Department of Biology, Brooklyn College, Brooklyn, NY

 

               Our goal is to isolate and analyze the gene responsible for gamete fusion in Chlamydomonas reinhardtii, a unicellular, eukaryotic green algae. To this end, we have generated fusion-defective insertional mutants and are using these mutants to clone the gene. The plasmid pSP124S, containing the ble gene, was inserted as a random mutagen using the acid-washed beads transformation technique. Mutants were selected using a streptomycin selection procedure. Approximately 700 non-mating colonies were isolated and analyzed by phase-contrast microscopy to determine their mating deficiencies. Among the mutants isolated were non-agglutinating mutants, non-motile mutants with low fusion capacity and one motile, fusion-defective mutant, clone 9-5 (cl 5). cl 5 forms 15 % pairs when mated with the opposite mating type (similar to the pair formation in gam mutants).

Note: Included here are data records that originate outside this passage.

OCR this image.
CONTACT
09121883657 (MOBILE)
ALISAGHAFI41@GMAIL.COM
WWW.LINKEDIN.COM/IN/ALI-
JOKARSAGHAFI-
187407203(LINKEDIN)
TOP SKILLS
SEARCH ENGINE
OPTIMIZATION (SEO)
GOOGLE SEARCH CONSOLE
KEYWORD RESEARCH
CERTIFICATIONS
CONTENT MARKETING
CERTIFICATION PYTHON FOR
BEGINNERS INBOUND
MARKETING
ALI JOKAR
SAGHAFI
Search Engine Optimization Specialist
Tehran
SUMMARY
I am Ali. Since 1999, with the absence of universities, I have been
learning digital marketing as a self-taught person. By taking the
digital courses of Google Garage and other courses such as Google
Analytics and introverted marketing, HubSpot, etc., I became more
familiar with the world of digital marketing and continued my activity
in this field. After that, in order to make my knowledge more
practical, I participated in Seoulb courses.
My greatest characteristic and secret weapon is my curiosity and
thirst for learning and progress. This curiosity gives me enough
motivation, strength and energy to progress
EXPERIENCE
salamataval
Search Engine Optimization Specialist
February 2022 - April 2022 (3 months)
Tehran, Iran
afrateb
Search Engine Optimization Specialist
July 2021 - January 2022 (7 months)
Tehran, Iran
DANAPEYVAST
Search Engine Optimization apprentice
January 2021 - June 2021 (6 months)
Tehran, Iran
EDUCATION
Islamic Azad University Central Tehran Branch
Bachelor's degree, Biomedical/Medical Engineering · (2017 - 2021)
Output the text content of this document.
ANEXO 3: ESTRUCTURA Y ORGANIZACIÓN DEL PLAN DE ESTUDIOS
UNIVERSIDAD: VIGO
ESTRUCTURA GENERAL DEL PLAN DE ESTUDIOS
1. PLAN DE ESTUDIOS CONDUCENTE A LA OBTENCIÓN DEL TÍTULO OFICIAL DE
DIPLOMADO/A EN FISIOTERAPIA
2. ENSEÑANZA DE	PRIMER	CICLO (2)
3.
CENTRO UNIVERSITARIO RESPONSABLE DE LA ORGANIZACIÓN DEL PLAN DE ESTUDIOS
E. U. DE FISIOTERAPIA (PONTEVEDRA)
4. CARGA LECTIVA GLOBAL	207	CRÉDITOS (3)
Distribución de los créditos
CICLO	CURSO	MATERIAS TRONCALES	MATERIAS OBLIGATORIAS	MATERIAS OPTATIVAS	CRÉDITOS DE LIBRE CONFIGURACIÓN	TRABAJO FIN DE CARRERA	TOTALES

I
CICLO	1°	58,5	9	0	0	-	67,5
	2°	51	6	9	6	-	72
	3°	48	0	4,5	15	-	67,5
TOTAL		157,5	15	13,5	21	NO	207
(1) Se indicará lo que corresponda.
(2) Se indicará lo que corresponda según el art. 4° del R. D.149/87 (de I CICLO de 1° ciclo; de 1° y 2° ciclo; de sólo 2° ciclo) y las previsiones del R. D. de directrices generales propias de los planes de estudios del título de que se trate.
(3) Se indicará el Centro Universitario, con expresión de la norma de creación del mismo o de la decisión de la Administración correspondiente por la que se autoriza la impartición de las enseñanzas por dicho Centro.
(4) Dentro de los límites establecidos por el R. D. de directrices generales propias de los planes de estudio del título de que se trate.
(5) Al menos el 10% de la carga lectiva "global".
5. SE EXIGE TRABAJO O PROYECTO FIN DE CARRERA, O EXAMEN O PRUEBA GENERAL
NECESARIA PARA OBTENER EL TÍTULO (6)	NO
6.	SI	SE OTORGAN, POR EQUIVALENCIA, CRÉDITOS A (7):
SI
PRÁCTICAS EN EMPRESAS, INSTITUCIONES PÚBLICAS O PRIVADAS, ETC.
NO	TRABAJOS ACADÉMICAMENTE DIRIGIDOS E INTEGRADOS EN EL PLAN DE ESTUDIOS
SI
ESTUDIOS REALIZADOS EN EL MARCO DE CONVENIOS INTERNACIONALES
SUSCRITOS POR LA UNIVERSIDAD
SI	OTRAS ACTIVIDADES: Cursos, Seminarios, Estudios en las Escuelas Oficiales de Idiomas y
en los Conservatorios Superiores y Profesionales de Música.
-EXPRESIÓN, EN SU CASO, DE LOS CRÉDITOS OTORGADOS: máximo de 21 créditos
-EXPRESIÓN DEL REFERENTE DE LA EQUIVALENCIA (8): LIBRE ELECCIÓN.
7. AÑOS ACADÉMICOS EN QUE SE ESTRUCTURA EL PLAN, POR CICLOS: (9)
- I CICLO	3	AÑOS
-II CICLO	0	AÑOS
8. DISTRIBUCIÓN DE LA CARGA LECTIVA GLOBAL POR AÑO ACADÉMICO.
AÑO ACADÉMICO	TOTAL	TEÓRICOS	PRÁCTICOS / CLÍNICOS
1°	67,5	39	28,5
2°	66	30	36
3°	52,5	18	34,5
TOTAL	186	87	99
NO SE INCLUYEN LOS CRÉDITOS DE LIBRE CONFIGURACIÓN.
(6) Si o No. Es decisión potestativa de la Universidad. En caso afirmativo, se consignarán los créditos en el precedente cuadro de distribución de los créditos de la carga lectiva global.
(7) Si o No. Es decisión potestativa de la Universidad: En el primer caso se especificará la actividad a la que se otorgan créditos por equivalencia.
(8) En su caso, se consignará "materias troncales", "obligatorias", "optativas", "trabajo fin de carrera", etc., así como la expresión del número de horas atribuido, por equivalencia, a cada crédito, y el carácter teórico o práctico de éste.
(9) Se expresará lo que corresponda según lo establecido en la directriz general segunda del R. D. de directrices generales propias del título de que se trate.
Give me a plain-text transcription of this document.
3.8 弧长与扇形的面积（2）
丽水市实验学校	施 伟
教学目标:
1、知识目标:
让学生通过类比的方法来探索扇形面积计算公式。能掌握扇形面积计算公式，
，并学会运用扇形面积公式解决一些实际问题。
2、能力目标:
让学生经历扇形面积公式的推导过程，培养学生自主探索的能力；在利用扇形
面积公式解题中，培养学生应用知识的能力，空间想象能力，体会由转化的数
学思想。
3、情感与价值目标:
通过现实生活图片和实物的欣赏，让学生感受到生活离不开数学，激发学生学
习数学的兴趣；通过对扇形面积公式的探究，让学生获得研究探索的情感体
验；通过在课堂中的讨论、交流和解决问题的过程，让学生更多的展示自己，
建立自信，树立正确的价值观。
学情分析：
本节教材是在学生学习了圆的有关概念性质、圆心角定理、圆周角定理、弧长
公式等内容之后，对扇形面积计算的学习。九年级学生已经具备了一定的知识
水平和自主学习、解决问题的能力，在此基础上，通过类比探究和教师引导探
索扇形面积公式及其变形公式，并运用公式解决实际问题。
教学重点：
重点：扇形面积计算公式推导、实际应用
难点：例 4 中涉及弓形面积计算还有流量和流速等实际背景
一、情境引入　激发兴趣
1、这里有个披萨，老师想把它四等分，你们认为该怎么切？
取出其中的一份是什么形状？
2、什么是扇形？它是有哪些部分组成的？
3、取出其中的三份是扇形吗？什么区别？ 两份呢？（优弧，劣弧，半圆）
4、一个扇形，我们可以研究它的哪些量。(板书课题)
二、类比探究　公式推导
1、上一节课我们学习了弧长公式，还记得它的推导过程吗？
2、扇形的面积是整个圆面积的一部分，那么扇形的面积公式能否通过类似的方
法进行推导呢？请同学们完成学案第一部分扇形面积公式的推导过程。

Southern Blot analysis showed 1 insertion for clone-45 (a previously isolated fusion-defective mutant), and 2 insertions for cl 5. While we continue to screen for new mutants, we are now using LMS-PCR to identify the genomic sequences flanking the insertion in the genome of clone-45. After PCR, we will sequence this flanking DNA and compare it to the gamete/zygote EST library available from the Chlamydomonas Genome Center as well as to the full genomic sequence that is now available as a blast database. We then will isolate the wild type gene by screening a Chlamydomonas BAC library.